Three weeks later, the second stage was performed. Under general anesthesia, percutaneous access was achieved at both common femoral arteries and cut-down access was achieved at the left axillary artery. Two Perclose ProGlide suture-mediated closure devices (Abbott) were used for both femoral access points, and 5,000 units of heparin were administered. From the left femoral access, the left renal artery was marked with a guidewire and the custom-made stent graft was delivered percutaneously via the right femoral access.
The deployment was facilitated by the E-marker and the four inner branch markers. The graft was opened up to 0.5 cm above the ostia of the visceral vessels and, taking the guidewire of the left renal artery as reference, it was deployed overlapping with the previous thoracic graft.
The visceral vessels were cannulated via axillary access, using regular guidewires and catheters, and balloon-mounted covered stents were used for bridging the graft and the visceral vessels. We implanted a 7- X 59-mm Viabahn VBX balloon-expandable endoprothesis (Gore & Associates) in the celiac trunk, a 6- X 59-mm Viabahn VBX in the right renal artery, a 6- X 59-mm Viabahn VBX in the superior mesenteric artery, and a 6- X 58-mm E-ventus BX stent graft system (JOTEC) in the left renal artery. The cannulation time was less than 10 minutes for each inner branch and also for the visceral vessels, and all four covered stents were placed within 80 minutes.
The custom-made thoracoabdominal device was bridged with a standard bifurcated E-tegra stent graft (JOTEC).
We removed the endograft delivery system from the access vessel, restoring flow to the pelvis and the lower limbs. A final angiogram was obtained, and no leaks were observed with the patency of all the visceral vessels.
The patient was discharged 3 days after surgery. Follow-up CT scans (1 month and 1 year after intervention) showed good sealing with patency of all the visceral vessels without any endoleak (Figure 3).
Inner branched endografts are another tool in our armamentarium for the treatment of complex aortic pathologies, and they can be used in cases not suitable for fenestrated or external branched devices.

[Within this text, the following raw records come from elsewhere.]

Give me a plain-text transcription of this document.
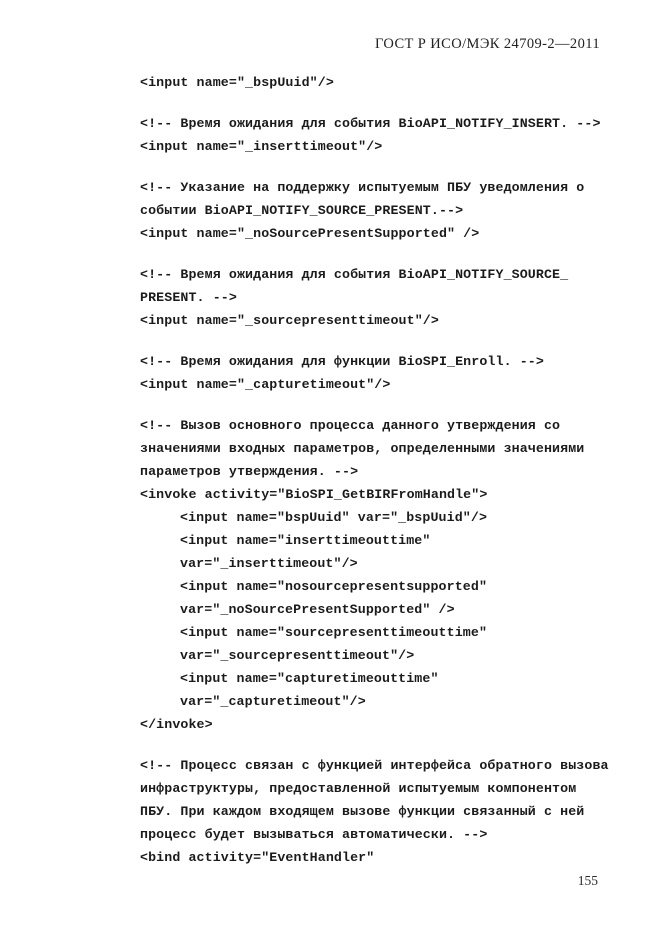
ГОСТ Р ИСО/МЭК 24709-2—2011
<input name="_bspUuid"/>
<!-- Время ожидания для события BioAPI_NOTIFY_INSERT. -->
<input name="_inserttimeout"/>
<!-- Указание на поддержку испытуемым ПБУ уведомления о
событии BioAPI_NOTIFY_SOURCE_PRESENT.-->
<input name="_noSourcePresentSupported" />
<!-- Время ожидания для события BioAPI_NOTIFY_SOURCE_
PRESENT. -->
<input name="_sourcepresenttimeout"/>
<!-- Время ожидания для функции BioSPI_Enroll. -->
<input name="_capturetimeout"/>
<!-- Вызов основного процесса данного утверждения со
значениями входных параметров, определенными значениями
параметров утверждения. -->
<invoke activity="BioSPI_GetBIRFromHandle">
<input name="bspUuid" var="_bspUuid"/>
<input name="inserttimeouttime"
var="_inserttimeout"/>
<input name="nosourcepresentsupported"
var="_noSourcePresentSupported" />
<input name="sourcepresenttimeouttime"
var="_sourcepresenttimeout"/>
<input name="capturetimeouttime"
var="_capturetimeout"/>
</invoke>
<!-- Процесс связан с функцией интерфейса обратного вызова
инфраструктуры, предоставленной испытуемым компонентом
ПБУ. При каждом входящем вызове функции связанный с ней
процесс будет вызываться автоматически. -->
<bind activity="EventHandler"
155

The prolonged duration of complex procedures may lead to potential consequences of pelvic and limb ischemia, resulting in poor outcomes. For outer branched endografts, we need a minimal aortic lumen of approximately 26 to 28 mm, and when compared with the inner branch technology, the lumen diameter is required to be at least 22 mm.
With the inner branch technology, the distance between the branch and the target vessel is smaller, so we can use shorter bridging stents. The aortic coverage is also shorter, which is an important factor in reducing spinal cord ischemia.2
In the initial experience with these devices, we have seen a reduction in procedure times, as well as reductions in fluoroscopy time and amount of contrast.

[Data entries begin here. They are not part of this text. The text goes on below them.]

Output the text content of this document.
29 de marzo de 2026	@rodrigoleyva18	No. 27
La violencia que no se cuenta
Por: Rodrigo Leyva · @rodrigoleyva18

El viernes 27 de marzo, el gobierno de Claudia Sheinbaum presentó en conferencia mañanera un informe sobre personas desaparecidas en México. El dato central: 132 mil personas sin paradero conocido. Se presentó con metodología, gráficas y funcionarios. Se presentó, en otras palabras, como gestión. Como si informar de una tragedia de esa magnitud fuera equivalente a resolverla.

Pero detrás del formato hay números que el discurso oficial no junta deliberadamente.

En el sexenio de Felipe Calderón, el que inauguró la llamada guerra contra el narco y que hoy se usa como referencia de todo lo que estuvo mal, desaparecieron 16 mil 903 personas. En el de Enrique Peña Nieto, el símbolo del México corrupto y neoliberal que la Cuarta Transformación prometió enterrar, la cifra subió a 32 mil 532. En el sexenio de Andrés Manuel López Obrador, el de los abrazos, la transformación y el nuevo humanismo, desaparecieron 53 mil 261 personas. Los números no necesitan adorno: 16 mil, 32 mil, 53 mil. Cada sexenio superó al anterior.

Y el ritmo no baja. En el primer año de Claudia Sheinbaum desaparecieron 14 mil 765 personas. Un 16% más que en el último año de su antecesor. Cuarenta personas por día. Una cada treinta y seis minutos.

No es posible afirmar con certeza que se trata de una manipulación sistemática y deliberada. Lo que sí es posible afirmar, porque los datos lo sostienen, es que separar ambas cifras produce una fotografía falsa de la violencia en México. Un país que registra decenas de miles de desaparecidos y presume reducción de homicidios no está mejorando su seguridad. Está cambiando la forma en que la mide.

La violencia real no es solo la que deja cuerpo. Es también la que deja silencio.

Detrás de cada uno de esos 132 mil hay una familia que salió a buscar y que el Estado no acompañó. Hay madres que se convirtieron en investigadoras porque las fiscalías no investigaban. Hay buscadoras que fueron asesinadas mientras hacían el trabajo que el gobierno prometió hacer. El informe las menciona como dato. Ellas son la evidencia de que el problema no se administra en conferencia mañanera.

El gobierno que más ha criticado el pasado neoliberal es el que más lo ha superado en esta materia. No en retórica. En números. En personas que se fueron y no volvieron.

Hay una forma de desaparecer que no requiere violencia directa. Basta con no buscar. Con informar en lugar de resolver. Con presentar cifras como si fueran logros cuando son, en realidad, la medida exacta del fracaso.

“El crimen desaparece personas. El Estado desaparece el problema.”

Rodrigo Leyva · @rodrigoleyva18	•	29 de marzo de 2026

Endovascular repair using fenestrated and branched E-xtra Design Engineering stent grafts appears to be safe and effective based on early to midterm follow-up. Inner branch devices offer a wider application of branched repair in narrower aortic lumens (approximately 22 mm) with flexibility in positioning the endograft (up to 5 mm) and easier cannulation due to the proximity to target vessels together with some room between the oval-shaped exits of the inner branches and the target vessels.

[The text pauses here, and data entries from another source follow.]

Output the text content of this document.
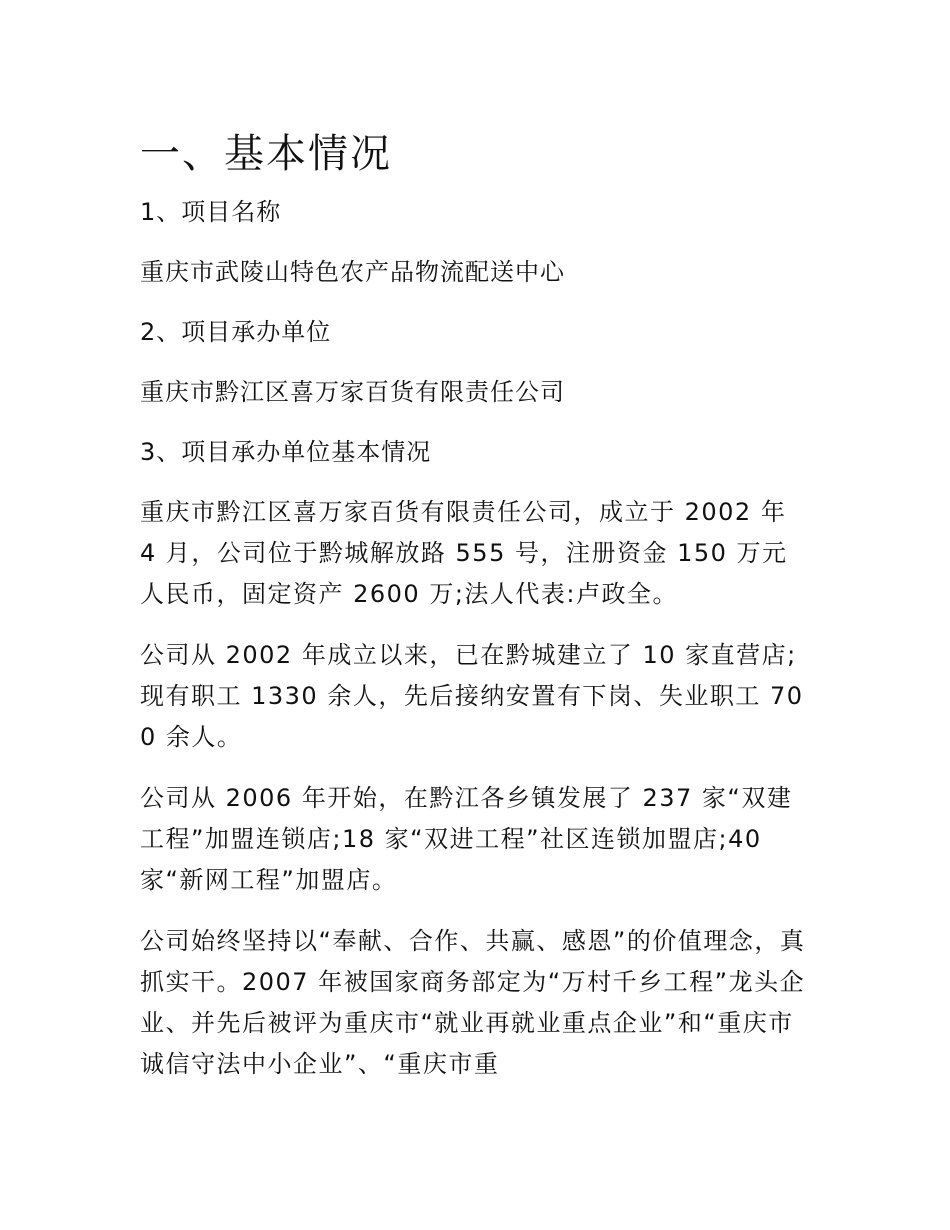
一、基本情况
1、项目名称
重庆市武陵山特色农产品物流配送中心
2、项目承办单位
重庆市黔江区喜万家百货有限责任公司
3、项目承办单位基本情况

重庆市黔江区喜万家百货有限责任公司，成立于 2002 年 4 月，公司位于黔城解放路 555 号，注册资金 150 万元人民币，固定资产 2600 万;法人代表:卢政全。

公司从 2002 年成立以来，已在黔城建立了 10 家直营店;现有职工 1330 余人，先后接纳安置有下岗、失业职工 700 余人。

公司从 2006 年开始，在黔江各乡镇发展了 237 家“双建工程”加盟连锁店;18 家“双进工程”社区连锁加盟店;40 家“新网工程”加盟店。

公司始终坚持以“奉献、合作、共赢、感恩”的价值理念，真抓实干。2007 年被国家商务部定为“万村千乡工程”龙头企业、并先后被评为重庆市“就业再就业重点企业”和“重庆市诚信守法中小企业”、“重庆市重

We can combine fenestrations with outer and inner branches in the same graft, so we can offer a better tailor-made solution for these complex aortic procedures. This is a promising technology, but long-term data should be obtained to validate the outcomes and performance of these devices.
1. Chuter TAM, Gordon RL, Reilly LM, et al. Multibranched stent-graft for type III thoracoabdominal aortic aneurysm. J Vasc Interv Radiol. 2001;12:391-392.
2. Youssef M, Deglise S, Szopinski P, et al. A multicenter experience with a new fenestrated-branched device for endovascular repair of thoracoabdominal aortic aneurysms. J Endovasc Ther. 2018;25:209-219.
3. Goltz JP, Abisi S. The advantages of customized vascular implants for challenging aortic anatomy. Endovasc Today Europe. 2018;6:22-27.